Discussion in 'DCC & Electronics' started by TrainNut, Jan 25, 2008.

  1. TrainNut

    TrainNut Ditat Deus

    In setting up a reverse loop, I seem to remember something about how the length of the reverse loop should be longer than your longest train. What happens to the circuit if it's not? The electrical portion of my reverse loop will be five feet but I will have two trains for sure that are a bit longer than that.
  2. pgandw

    pgandw Active Member

    With DCC it's almost but not quite as critical to have the reversing section longer than the longest train using it.

    In conventional DC, while the train is in the reversing section, you change the polarity of the main track (outside the reversing section). This means the polarity of the track leading into the reversing loop and the reversing loop are now opposite.
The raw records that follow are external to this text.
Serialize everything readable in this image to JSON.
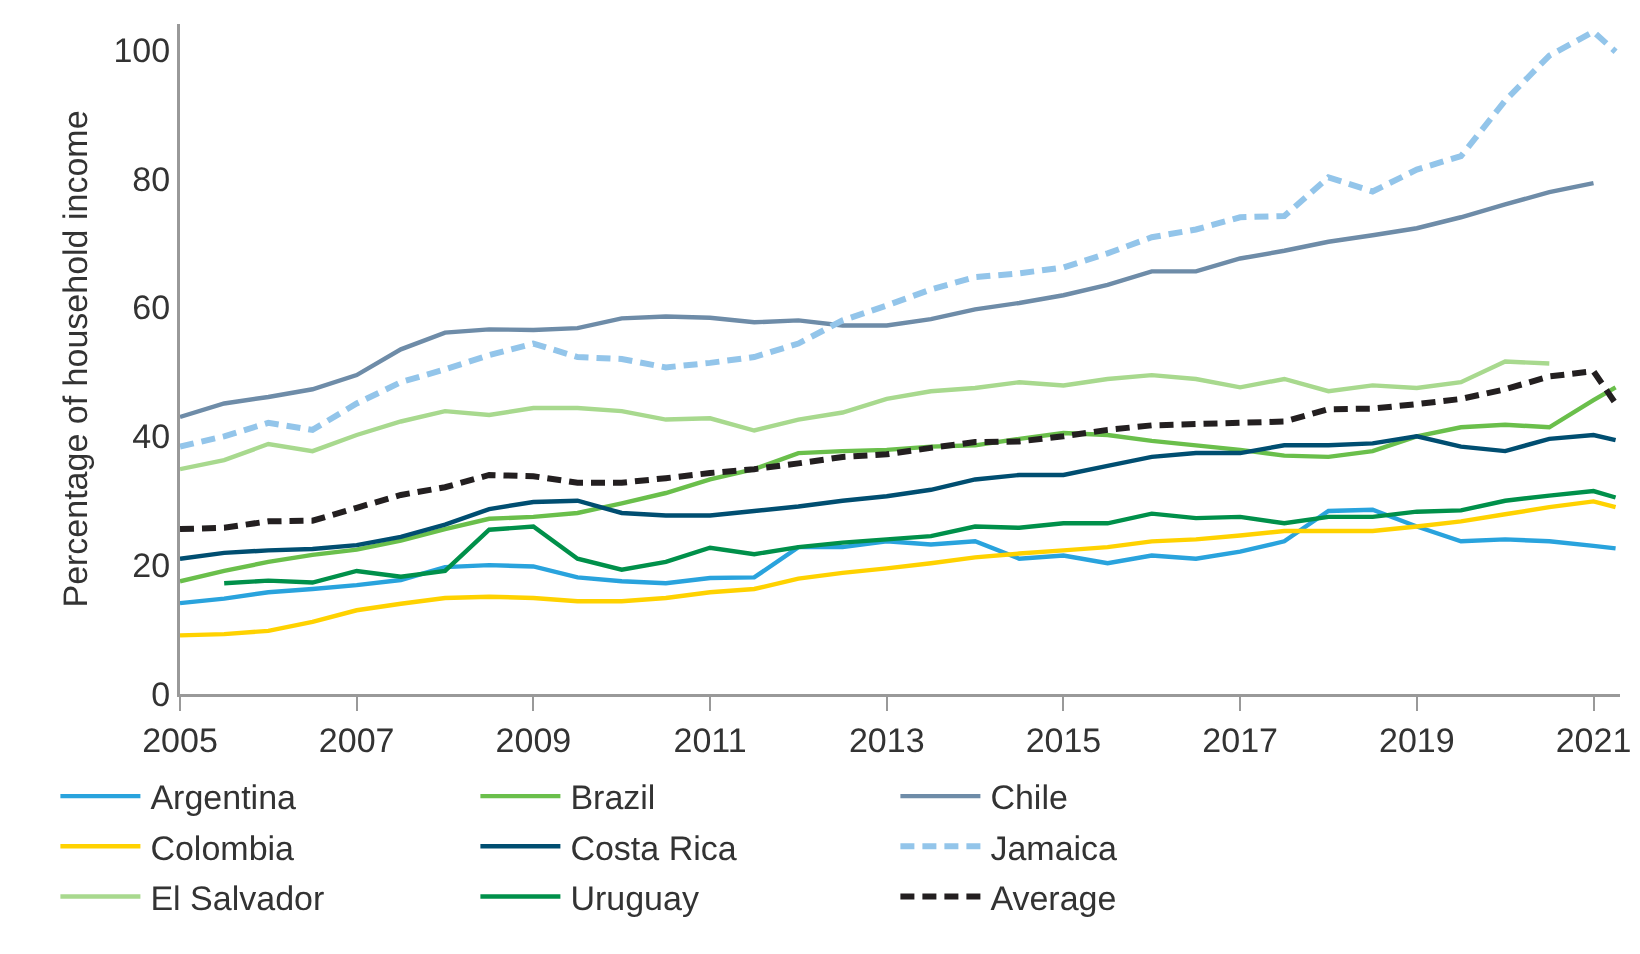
{
  "chart_data": {
    "type": "line",
    "ylabel": "Percentage of household income",
    "x": [
      2005,
      2005.5,
      2006,
      2006.5,
      2007,
      2007.5,
      2008,
      2008.5,
      2009,
      2009.5,
      2010,
      2010.5,
      2011,
      2011.5,
      2012,
      2012.5,
      2013,
      2013.5,
      2014,
      2014.5,
      2015,
      2015.5,
      2016,
      2016.5,
      2017,
      2017.5,
      2018,
      2018.5,
      2019,
      2019.5,
      2020,
      2020.5,
      2021,
      2021.25
    ],
    "series": [
      {
        "name": "Argentina",
        "color": "#29a3dd",
        "values": [
          14.1,
          14.8,
          15.8,
          16.3,
          16.9,
          17.7,
          19.7,
          20,
          19.8,
          18.1,
          17.5,
          17.2,
          18,
          18.1,
          22.8,
          22.8,
          23.7,
          23.2,
          23.7,
          21,
          21.5,
          20.3,
          21.5,
          21,
          22.1,
          23.7,
          28.4,
          28.6,
          26,
          23.7,
          24,
          23.7,
          23,
          22.6
        ]
      },
      {
        "name": "Brazil",
        "color": "#6abf4b",
        "values": [
          17.5,
          19.1,
          20.5,
          21.6,
          22.4,
          23.8,
          25.6,
          27.2,
          27.5,
          28.1,
          29.6,
          31.2,
          33.3,
          34.9,
          37.4,
          37.7,
          37.9,
          38.4,
          38.6,
          39.6,
          40.5,
          40.2,
          39.3,
          38.6,
          37.9,
          37,
          36.8,
          37.7,
          40,
          41.4,
          41.8,
          41.4,
          45.6,
          47.6
        ]
      },
      {
        "name": "Chile",
        "color": "#6e8ca8",
        "values": [
          43,
          45.1,
          46.1,
          47.3,
          49.5,
          53.5,
          56.1,
          56.6,
          56.5,
          56.8,
          58.3,
          58.6,
          58.4,
          57.7,
          58,
          57.2,
          57.2,
          58.2,
          59.7,
          60.7,
          61.9,
          63.5,
          65.6,
          65.6,
          67.6,
          68.8,
          70.2,
          71.2,
          72.3,
          74,
          76,
          77.9,
          79.3,
          null
        ]
      },
      {
        "name": "Colombia",
        "color": "#ffd200",
        "values": [
          9.1,
          9.3,
          9.8,
          11.2,
          13,
          14,
          14.9,
          15.1,
          14.9,
          14.4,
          14.4,
          14.9,
          15.8,
          16.3,
          17.9,
          18.8,
          19.5,
          20.3,
          21.2,
          21.8,
          22.3,
          22.8,
          23.7,
          24,
          24.6,
          25.3,
          25.3,
          25.3,
          26,
          26.8,
          27.9,
          29,
          29.9,
          29
        ]
      },
      {
        "name": "Costa Rica",
        "color": "#004e71",
        "values": [
          21,
          21.9,
          22.3,
          22.5,
          23.1,
          24.4,
          26.3,
          28.7,
          29.8,
          30,
          28.1,
          27.7,
          27.7,
          28.4,
          29.1,
          30,
          30.7,
          31.7,
          33.3,
          34,
          34,
          35.4,
          36.8,
          37.4,
          37.4,
          38.6,
          38.6,
          38.9,
          40,
          38.4,
          37.7,
          39.6,
          40.2,
          39.4
        ]
      },
      {
        "name": "Jamaica",
        "color": "#93c5ea",
        "line_style": "dashed",
        "values": [
          38.4,
          40,
          42.1,
          41,
          45.1,
          48.4,
          50.4,
          52.6,
          54.4,
          52.3,
          52,
          50.7,
          51.4,
          52.3,
          54.4,
          58,
          60.3,
          62.8,
          64.7,
          65.3,
          66.2,
          68.4,
          70.9,
          72.1,
          74,
          74.2,
          80.2,
          78,
          81.4,
          83.5,
          92.1,
          99.1,
          102.8,
          99.7
        ]
      },
      {
        "name": "El Salvador",
        "color": "#a8d98e",
        "values": [
          34.9,
          36.3,
          38.8,
          37.7,
          40.2,
          42.3,
          43.9,
          43.3,
          44.4,
          44.4,
          43.9,
          42.6,
          42.8,
          40.9,
          42.6,
          43.7,
          45.8,
          47,
          47.5,
          48.4,
          47.9,
          48.9,
          49.5,
          48.9,
          47.6,
          48.9,
          47,
          47.9,
          47.5,
          48.4,
          51.6,
          51.3,
          null,
          null
        ]
      },
      {
        "name": "Uruguay",
        "color": "#00904a",
        "values": [
          null,
          17.2,
          17.6,
          17.3,
          19.1,
          18.2,
          19.1,
          25.5,
          26,
          21,
          19.3,
          20.5,
          22.7,
          21.7,
          22.8,
          23.5,
          24,
          24.5,
          26,
          25.8,
          26.5,
          26.5,
          28,
          27.3,
          27.5,
          26.5,
          27.5,
          27.5,
          28.3,
          28.5,
          30,
          30.8,
          31.5,
          30.5
        ]
      },
      {
        "name": "Average",
        "color": "#231f20",
        "line_style": "dashed",
        "values": [
          25.6,
          25.8,
          26.8,
          26.9,
          28.9,
          30.9,
          32.1,
          34,
          33.8,
          32.8,
          32.8,
          33.5,
          34.3,
          34.9,
          35.8,
          36.8,
          37.2,
          38.2,
          39.1,
          39.2,
          40,
          41,
          41.7,
          41.9,
          42.1,
          42.3,
          44.2,
          44.3,
          45,
          45.8,
          47.3,
          49.3,
          50.1,
          45.1
        ]
      }
    ],
    "xlim": [
      2005,
      2021.3
    ],
    "ylim": [
      0,
      104
    ],
    "xticks": [
      2005,
      2007,
      2009,
      2011,
      2013,
      2015,
      2017,
      2019,
      2021
    ],
    "yticks": [
      0,
      20,
      40,
      60,
      80,
      100
    ],
    "grid": false,
    "legend": "bottom",
    "marker": "none"
  }
}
If part of the train hasn't entered the reversing loop yet, every metal wheel that crosses the gap between the 2 sections is going to cause a short circuit.

    In DCC, you change the polarity of the reversing loop while the train is in the reversing loop. Since track polarity does not control direction in DCC, this works fine. But the entry track outside the reversing loop and the reversing loop are still opposite polarities when the change is made. Metal wheels crossing the gap will still cause short circuits.

    But if you use an auto-reverser in DCC, the auto-reverser senses the short circuit and changes the polarity of the reversing loop before the circuit breaker can shut things down. In fact, the auto-reverser does not even act until the locomotive causes a short at the exit end of the reversing loop. If part of the train is still entering the reversing loop when the polarity is swapped, then metal wheels will cause the auto-reverser to reverse again. Then metal wheels at the exit end will again cause a short and cause the auto-reverser to switch the polarity back. The auto-reverser will keep flopping the polarity until there are no more shorts at the entry end. The bad news comes if metal wheels are bridging the gaps at both ends of the reversing loop at the same time. The auto-reverser can't save the day by switching polarities anymore, and the DCC system will shut down with a short circuit indication. And it's possible that the auto-reverser may prematurely release its magic smoke in disgust with your treatment of it.:eek:

    Solutions: No metal wheels or lighted cars in the section of train that is longer than the reversing loop (and don't ever forget to do this!). Or extend the reversing section to accommodate your longest train. Or run trains that will fit in the reversing loop entirely.

    Hope the explanation made sense
  3. baldwinjl

    baldwinjl Member

    To simplify Fred's totally correct explanation...
    A short a both ends of the reverse section at the same time is bad. And all that takes is metal wheels crossing the gap. So, the safest thing is to have the section longer than your longest train. Otherwise, you will have to be careful about what you run through the section.

  4. TrainNut

    TrainNut Ditat Deus

    Hmmm, sounds like I could chance it but it'd be like playing Russian roulette.
  5. rogerw

    rogerw Active Member

    Train Nut What about the physical length of the loop. If you have a reverse loop the train can only be as long as the loop minus a couple of inches where they meet back at the switch(where the gaps would be). The tail end has to be out of the switch when the engine comes back around. Does that make sense, did I explain it ok?
  6. TrainNut

    TrainNut Ditat Deus

    Yes, if it were a simple loop, that would be the case, however my loop does not immediately close back on itself removing the physical aspect of that hinderance. To further explain this, look at my arrival/departure track... the design has been updated here...
    As it passes around the roundhouse, between the two switches is where I will wire in the modulator... now a distance of about 7'.